May 17, 2021  By  Ellen Cools

Each year, VETS hosts the VETS Industry Invitational at the Edmonton Garrison Golf and Curling Club. Through this tournament, in the past four years, VETS has raised over $100,000 for Valour Palace, Little Warriors and Habitat for Humanity, while also supporting a recreation facility on the military base north of Edmonton. The tank pictured is along the golf course. Perched on the tank (from left to right) are Sean Rayner, David Rayner and Erin Rayner. Photo courtesy VETS Group.
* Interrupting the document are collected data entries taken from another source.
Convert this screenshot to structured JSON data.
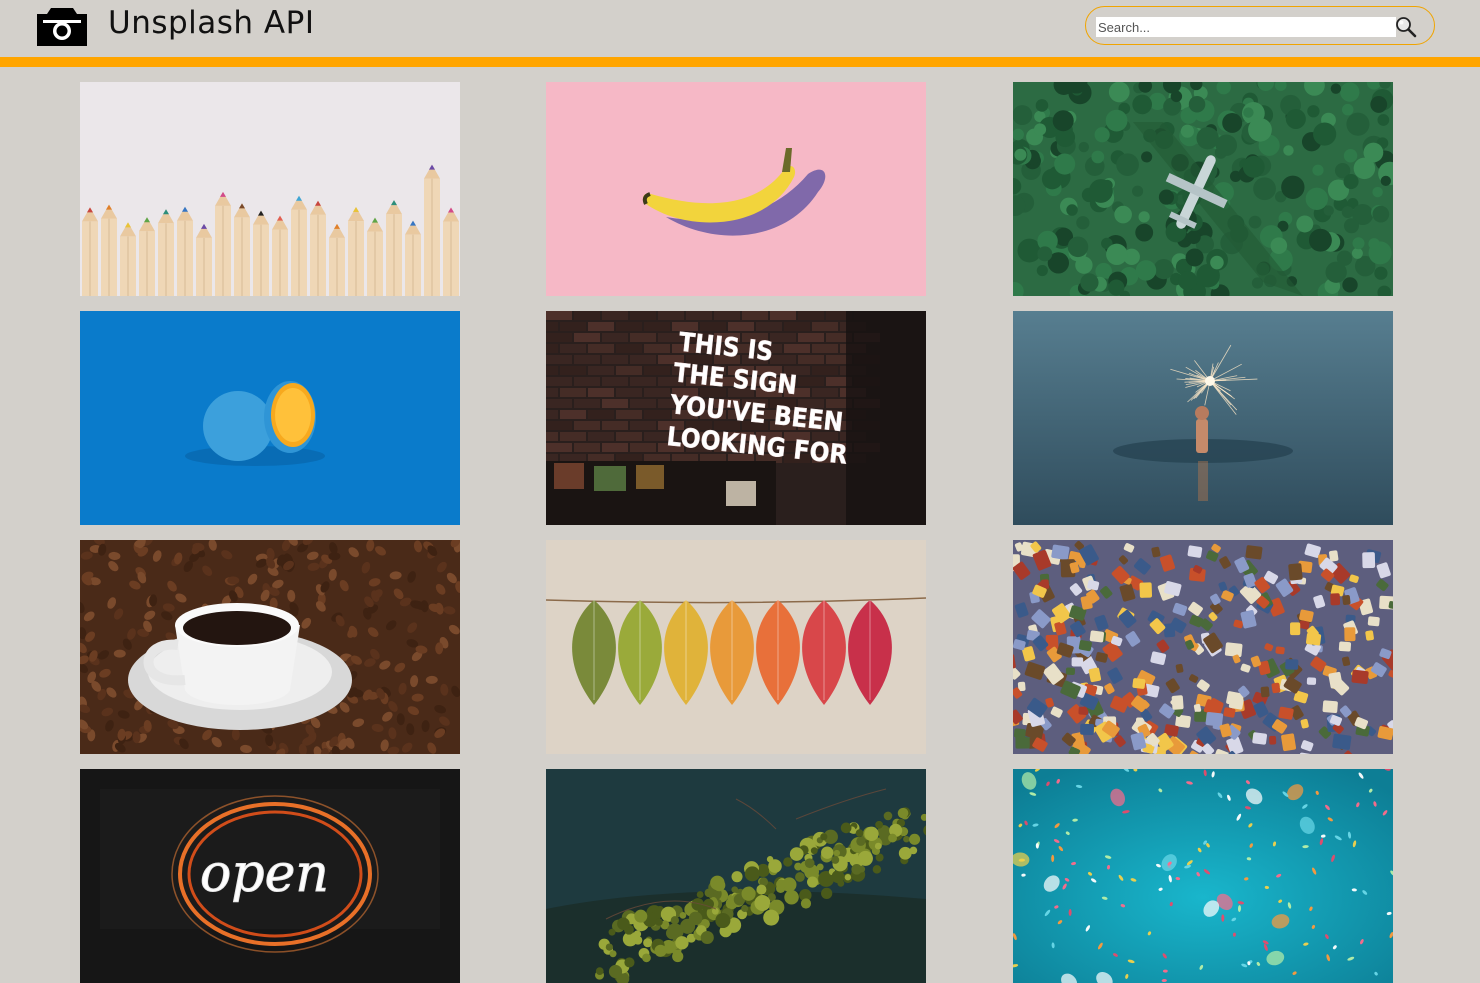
{
  "header": {
    "title": "Unsplash API",
    "logo_icon": "camera-icon"
  },
  "search": {
    "placeholder": "Search...",
    "value": "",
    "button_icon": "magnifier-icon"
  },
  "colors": {
    "background": "#d3d0cb",
    "accent": "#ffa500"
  },
  "photos": [
    {
      "subject": "colored-pencils"
    },
    {
      "subject": "banana-on-pink"
    },
    {
      "subject": "plane-in-forest"
    },
    {
      "subject": "blue-painted-orange"
    },
    {
      "subject": "neon-sign-brick-wall",
      "text": "THIS IS THE SIGN YOU'VE BEEN LOOKING FOR"
    },
    {
      "subject": "sparkler-in-sea"
    },
    {
      "subject": "coffee-cup-on-beans"
    },
    {
      "subject": "autumn-leaves-on-string"
    },
    {
      "subject": "jigsaw-puzzle-pieces"
    },
    {
      "subject": "open-neon-sign",
      "text": "open"
    },
    {
      "subject": "moss-over-water"
    },
    {
      "subject": "confetti-on-teal"
    }
  ]
}
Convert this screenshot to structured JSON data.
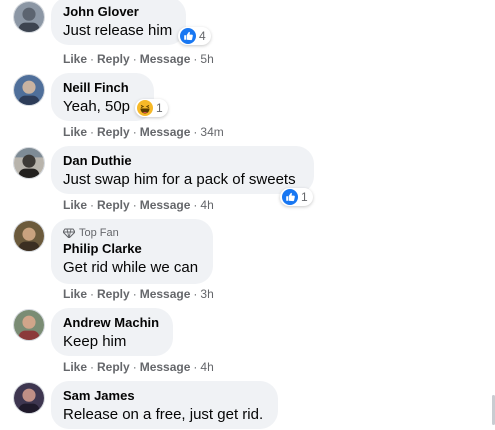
{
  "comments": [
    {
      "name": "John Glover",
      "text": "Just release him",
      "like": "Like",
      "reply": "Reply",
      "message": "Message",
      "time": "5h",
      "reaction_count": "4",
      "reaction_icon": "like-icon"
    },
    {
      "name": "Neill Finch",
      "text": "Yeah, 50p",
      "like": "Like",
      "reply": "Reply",
      "message": "Message",
      "time": "34m",
      "reaction_count": "1",
      "reaction_icon": "haha-icon"
    },
    {
      "name": "Dan Duthie",
      "text": "Just swap him for a pack of sweets",
      "like": "Like",
      "reply": "Reply",
      "message": "Message",
      "time": "4h",
      "reaction_count": "1",
      "reaction_icon": "like-icon"
    },
    {
      "badge": "Top Fan",
      "name": "Philip Clarke",
      "text": "Get rid while we can",
      "like": "Like",
      "reply": "Reply",
      "message": "Message",
      "time": "3h"
    },
    {
      "name": "Andrew Machin",
      "text": "Keep him",
      "like": "Like",
      "reply": "Reply",
      "message": "Message",
      "time": "4h"
    },
    {
      "name": "Sam James",
      "text": "Release on a free, just get rid."
    }
  ],
  "colors": {
    "like_blue": "#1877f2",
    "haha_yellow": "#f7b928",
    "bubble": "#f0f2f5",
    "meta_gray": "#65676b"
  }
}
There are few companies in the world who can say they’ve been around for 100 years. But, VETS Group, which manufactures and installs HVAC systems and their components, including dust collection systems for the wood products industry, can now add their names to the list. To mark their 100-year anniversary, CFI sat down with VETS Group owner Sean Rayner and his sister, Erin Rayner, VETS Group marketing and business development officer, to learn more about the company’s history, experience getting into the wood products industry, thoughts about the future of dust safety, and more.

CFI: So, 100 years, that’s a big milestone. Can you give me a brief overview of VETS’ Group and its history?

Erin: VETS was founded in 1921 by World War I veteran Fred Rayner, our great-grandfather. Fred had immigrated from the UK to Canada before World War I, but went back to the UK to fight in World War I. He was injured in the war and he met a nurse, who he convinced to move back to Edmonton. They had just had their first child. He was actually a carpenter by trade, and he was working at a place called Barry’s Sheet Metal. At the time there were party lines – a shared phone line system where, for example, two rings was your house, three rings was my house, and in theory I wasn’t supposed to pick up your house’s ring, but lots of people did. Fred’s wife was eavesdropping on the party line one day and overheard that there would be some layoffs at Barry’s Sheet Metal, and Fred’s name came up. So, she chimed in and said, “Don’t worry about it, tell him he quits, and send him home.” So, his wife quit on his behalf and he got home and presumably she said something along the lines of, “I guess you better find a job because you’ve got kids to feed.” That’s how he started the business. Due to his injuries, he wore leg braces most of his life, but that didn’t seem to stop him from rolling sheet metal under his arm and riding his bicycle from residential jobsite to jobsite installing the VETS Supreme Furnace, which is a gravity furnace he patented.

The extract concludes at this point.